Las organizaciones que aprendan a combinar conocimiento humano, procesos claros, información confiable y tecnología apropiada tendrán una ventaja que será mucho más difícil de copiar que cualquier prompt.
Porque un competidor puede comprar la misma herramienta mañana.
Lo que no puede comprar mañana es nuestra arquitectura organizacional, nuestro conocimiento acumulado, nuestro criterio y nuestra forma de trabajar.
La pregunta que debería quedar sobre la mesa
No pregunte primero cuál es la mejor IA para su equipo comercial.
Pregunte:
¿Qué debería hacer mejor nuestro equipo comercial y qué nos está impidiendo hacerlo hoy?
Tal vez descubra que necesita inteligencia artificial.
Tal vez encuentre que antes necesita ordenar información.
Quizás tenga que rediseñar un proceso.
Puede ser necesario capacitar al equipo.
Podría descubrir riesgos relacionados con datos.
O quizás encuentre una oportunidad extraordinaria de automatización que hasta ahora nadie había observado.

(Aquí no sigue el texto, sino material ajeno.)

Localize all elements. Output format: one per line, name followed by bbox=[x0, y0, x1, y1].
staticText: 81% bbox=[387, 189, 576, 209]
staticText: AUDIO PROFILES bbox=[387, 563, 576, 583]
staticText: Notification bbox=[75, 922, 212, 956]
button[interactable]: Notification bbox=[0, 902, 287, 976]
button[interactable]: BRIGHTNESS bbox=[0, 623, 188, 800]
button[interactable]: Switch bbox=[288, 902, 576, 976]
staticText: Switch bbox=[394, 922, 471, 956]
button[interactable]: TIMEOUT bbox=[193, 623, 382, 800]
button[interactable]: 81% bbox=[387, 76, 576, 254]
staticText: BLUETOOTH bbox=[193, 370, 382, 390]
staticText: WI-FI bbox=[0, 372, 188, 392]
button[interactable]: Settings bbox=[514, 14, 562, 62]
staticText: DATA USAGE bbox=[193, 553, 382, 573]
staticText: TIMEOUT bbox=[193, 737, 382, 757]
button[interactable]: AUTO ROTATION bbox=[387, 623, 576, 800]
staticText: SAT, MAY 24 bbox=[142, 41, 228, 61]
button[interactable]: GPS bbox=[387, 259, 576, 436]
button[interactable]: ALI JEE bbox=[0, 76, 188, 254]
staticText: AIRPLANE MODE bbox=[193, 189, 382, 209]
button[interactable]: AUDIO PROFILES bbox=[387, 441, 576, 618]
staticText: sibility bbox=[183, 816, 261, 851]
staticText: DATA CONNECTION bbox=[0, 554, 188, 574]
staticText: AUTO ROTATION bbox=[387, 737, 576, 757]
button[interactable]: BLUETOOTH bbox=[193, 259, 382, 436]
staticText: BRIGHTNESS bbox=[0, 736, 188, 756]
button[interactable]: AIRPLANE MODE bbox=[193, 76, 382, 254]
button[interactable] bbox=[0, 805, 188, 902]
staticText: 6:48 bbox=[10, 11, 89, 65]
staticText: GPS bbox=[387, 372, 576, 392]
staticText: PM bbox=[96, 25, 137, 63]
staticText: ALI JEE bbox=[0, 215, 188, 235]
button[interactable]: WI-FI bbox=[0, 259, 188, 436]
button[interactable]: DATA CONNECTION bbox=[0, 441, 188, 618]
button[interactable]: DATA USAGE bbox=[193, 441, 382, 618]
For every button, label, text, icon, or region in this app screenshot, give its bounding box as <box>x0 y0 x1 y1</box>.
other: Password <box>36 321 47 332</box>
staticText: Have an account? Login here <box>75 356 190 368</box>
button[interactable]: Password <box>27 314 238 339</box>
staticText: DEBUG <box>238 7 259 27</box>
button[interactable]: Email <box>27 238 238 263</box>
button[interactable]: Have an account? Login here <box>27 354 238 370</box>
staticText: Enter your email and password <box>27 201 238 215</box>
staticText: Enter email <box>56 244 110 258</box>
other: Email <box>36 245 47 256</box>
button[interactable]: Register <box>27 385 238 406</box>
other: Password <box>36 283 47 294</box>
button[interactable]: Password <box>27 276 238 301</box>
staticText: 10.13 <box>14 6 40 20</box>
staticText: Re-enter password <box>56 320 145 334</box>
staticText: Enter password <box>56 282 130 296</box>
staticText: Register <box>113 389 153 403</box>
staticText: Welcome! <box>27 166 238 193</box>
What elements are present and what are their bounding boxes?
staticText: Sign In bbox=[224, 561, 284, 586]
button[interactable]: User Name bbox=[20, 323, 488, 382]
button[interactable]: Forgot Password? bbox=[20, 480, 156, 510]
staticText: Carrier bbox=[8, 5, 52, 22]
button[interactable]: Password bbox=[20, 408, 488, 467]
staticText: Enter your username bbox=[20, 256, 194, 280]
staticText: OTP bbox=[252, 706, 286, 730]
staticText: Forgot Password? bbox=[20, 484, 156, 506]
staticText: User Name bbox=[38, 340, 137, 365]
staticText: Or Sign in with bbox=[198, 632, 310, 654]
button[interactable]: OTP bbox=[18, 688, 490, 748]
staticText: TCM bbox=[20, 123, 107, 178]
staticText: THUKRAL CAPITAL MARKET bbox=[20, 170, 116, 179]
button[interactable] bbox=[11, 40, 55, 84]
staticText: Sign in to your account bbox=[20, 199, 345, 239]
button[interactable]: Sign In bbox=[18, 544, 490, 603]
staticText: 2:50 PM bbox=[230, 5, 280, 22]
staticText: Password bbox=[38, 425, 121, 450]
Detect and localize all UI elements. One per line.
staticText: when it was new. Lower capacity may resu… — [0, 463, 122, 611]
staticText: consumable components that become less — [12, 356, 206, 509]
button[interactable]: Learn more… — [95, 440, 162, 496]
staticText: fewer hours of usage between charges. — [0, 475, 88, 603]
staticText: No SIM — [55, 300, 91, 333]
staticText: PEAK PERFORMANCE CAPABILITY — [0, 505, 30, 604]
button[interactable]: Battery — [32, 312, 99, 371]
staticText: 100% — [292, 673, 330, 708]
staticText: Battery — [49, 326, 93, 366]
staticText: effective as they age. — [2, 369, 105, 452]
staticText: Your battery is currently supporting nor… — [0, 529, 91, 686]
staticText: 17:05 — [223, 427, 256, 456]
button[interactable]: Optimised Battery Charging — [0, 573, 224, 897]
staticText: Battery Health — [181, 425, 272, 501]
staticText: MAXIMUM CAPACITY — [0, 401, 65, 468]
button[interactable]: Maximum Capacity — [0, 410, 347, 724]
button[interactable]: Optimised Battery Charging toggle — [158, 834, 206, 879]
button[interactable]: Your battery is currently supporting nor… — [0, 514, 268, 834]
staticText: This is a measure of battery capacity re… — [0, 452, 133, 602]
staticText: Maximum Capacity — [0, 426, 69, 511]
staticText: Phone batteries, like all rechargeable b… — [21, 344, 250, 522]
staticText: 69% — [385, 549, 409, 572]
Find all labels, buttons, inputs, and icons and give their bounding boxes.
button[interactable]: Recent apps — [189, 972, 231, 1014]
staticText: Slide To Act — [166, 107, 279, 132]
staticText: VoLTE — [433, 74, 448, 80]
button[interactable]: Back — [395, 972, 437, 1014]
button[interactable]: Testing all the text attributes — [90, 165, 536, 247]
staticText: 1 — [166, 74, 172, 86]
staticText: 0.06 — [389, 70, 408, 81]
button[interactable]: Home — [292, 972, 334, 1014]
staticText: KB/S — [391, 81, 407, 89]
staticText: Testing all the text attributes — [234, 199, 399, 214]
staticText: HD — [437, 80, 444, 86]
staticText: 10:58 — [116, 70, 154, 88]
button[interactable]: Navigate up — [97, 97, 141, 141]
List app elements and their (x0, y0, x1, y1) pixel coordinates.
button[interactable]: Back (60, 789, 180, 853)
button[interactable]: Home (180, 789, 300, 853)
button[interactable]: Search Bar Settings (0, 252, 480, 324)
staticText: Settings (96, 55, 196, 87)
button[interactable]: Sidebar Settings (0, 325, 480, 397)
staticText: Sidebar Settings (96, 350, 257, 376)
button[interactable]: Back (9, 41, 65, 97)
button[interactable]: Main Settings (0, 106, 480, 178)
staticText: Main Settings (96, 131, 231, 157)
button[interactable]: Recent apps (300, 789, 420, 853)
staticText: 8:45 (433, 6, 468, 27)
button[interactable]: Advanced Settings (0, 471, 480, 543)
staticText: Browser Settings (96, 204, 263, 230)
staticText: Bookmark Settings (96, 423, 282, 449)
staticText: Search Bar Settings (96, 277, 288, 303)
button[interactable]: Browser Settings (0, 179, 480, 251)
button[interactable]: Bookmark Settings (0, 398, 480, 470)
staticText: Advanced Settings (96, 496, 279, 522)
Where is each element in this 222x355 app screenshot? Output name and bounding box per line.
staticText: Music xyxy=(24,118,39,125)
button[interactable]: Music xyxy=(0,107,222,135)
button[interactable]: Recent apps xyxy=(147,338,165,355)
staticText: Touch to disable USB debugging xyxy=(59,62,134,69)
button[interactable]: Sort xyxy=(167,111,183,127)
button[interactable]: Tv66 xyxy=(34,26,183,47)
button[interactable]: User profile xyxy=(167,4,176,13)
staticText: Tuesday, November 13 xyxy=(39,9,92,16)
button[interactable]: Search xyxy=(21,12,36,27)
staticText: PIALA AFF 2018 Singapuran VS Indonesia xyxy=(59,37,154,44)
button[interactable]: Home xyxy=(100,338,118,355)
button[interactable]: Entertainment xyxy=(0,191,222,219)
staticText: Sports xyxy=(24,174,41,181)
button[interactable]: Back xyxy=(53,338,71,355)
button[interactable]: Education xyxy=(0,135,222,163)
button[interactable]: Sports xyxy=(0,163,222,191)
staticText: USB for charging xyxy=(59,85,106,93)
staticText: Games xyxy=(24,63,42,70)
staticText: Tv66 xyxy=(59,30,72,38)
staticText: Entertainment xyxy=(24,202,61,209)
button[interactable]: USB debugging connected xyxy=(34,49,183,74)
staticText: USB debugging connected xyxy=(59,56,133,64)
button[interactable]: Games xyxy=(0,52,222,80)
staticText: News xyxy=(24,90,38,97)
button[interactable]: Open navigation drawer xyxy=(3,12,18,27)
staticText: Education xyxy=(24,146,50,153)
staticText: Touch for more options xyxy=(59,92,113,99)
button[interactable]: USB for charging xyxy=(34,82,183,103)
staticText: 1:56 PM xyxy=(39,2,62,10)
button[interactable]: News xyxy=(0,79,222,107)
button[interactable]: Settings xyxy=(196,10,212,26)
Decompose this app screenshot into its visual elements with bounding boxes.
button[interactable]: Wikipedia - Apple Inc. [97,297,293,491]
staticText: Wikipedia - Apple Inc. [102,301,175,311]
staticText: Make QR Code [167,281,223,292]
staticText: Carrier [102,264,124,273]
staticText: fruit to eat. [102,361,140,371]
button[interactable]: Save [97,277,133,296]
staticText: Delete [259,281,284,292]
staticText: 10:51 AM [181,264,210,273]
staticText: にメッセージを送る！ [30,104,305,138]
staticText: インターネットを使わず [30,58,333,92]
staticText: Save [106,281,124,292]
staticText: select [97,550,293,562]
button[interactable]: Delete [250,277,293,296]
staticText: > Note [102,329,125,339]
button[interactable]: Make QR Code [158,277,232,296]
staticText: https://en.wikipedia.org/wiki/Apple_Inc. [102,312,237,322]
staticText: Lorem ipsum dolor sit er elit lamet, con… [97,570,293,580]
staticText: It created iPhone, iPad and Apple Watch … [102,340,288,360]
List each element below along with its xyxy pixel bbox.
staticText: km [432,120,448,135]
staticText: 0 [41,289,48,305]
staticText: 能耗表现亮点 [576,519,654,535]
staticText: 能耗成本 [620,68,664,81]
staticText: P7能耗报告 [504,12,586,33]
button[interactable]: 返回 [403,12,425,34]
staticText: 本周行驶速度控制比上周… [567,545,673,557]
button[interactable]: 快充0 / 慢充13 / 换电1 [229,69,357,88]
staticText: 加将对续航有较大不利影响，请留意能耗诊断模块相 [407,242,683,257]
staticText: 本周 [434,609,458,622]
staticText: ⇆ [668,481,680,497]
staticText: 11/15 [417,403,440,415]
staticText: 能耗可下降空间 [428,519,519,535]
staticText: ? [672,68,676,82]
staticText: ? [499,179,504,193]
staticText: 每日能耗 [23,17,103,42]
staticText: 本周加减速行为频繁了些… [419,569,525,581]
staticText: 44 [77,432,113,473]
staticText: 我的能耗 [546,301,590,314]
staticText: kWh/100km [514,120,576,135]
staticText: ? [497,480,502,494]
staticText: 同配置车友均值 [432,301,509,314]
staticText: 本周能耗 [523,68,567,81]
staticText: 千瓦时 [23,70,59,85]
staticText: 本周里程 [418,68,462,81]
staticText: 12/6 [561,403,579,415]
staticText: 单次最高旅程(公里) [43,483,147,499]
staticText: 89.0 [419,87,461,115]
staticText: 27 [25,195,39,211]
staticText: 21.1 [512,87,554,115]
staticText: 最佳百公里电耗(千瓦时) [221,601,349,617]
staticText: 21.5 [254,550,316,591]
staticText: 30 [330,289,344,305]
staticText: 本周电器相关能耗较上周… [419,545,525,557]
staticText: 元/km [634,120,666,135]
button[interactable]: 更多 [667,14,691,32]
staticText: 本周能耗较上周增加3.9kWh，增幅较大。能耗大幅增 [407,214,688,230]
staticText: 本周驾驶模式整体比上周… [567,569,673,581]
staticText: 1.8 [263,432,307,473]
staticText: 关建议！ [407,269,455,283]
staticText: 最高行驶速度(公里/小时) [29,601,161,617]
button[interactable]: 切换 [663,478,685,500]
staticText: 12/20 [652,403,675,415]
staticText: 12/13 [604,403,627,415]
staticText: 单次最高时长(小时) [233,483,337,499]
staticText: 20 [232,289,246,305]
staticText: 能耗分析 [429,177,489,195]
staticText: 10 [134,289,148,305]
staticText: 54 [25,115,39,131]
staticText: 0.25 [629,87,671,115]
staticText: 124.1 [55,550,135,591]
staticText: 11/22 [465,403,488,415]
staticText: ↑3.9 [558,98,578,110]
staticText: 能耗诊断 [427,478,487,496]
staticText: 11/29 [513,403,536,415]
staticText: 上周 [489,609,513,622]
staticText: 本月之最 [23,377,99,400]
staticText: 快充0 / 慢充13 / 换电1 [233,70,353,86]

Entonces sí tendrá sentido evaluar Claude, ChatGPT o cualquier otra tecnología disponible.
La secuencia importa.
Problema antes que producto.
Función antes que herramienta.
Criterio antes que automatización.
Resultado antes que moda.
Esa es la diferencia entre una empresa que simplemente utiliza inteligencia artificial y una organización que desarrolla verdadera capacidad empresarial alrededor de ella.
Durante décadas he visto tecnologías aparecer, dominar conversaciones y posteriormente ser reemplazadas por otras. La herramienta cambia. La necesidad de administrar bien la empresa permanece.
La inteligencia artificial será extraordinariamente importante.
Precisamente por eso no debemos tratarla como una moda tecnológica.
Debemos incorporarla como una capacidad empresarial gobernada, medible, humana y funcional.
Si considera que su empresa ya está utilizando inteligencia artificial, pero todavía no existe claridad sobre procesos, información, responsabilidades, riesgos y resultados, una conversación estratégica puede ayudar a identificar por dónde comenzar:
https://t.mtrbio.com/todo-en-unonet
Porque el futuro no pertenecerá necesariamente a la empresa que acumule más herramientas de IA.
Pertenecerá a la que consiga convertirlas en mejores decisiones, mejores procesos, mejor conocimiento y mejores resultados sin perder el control de su organización.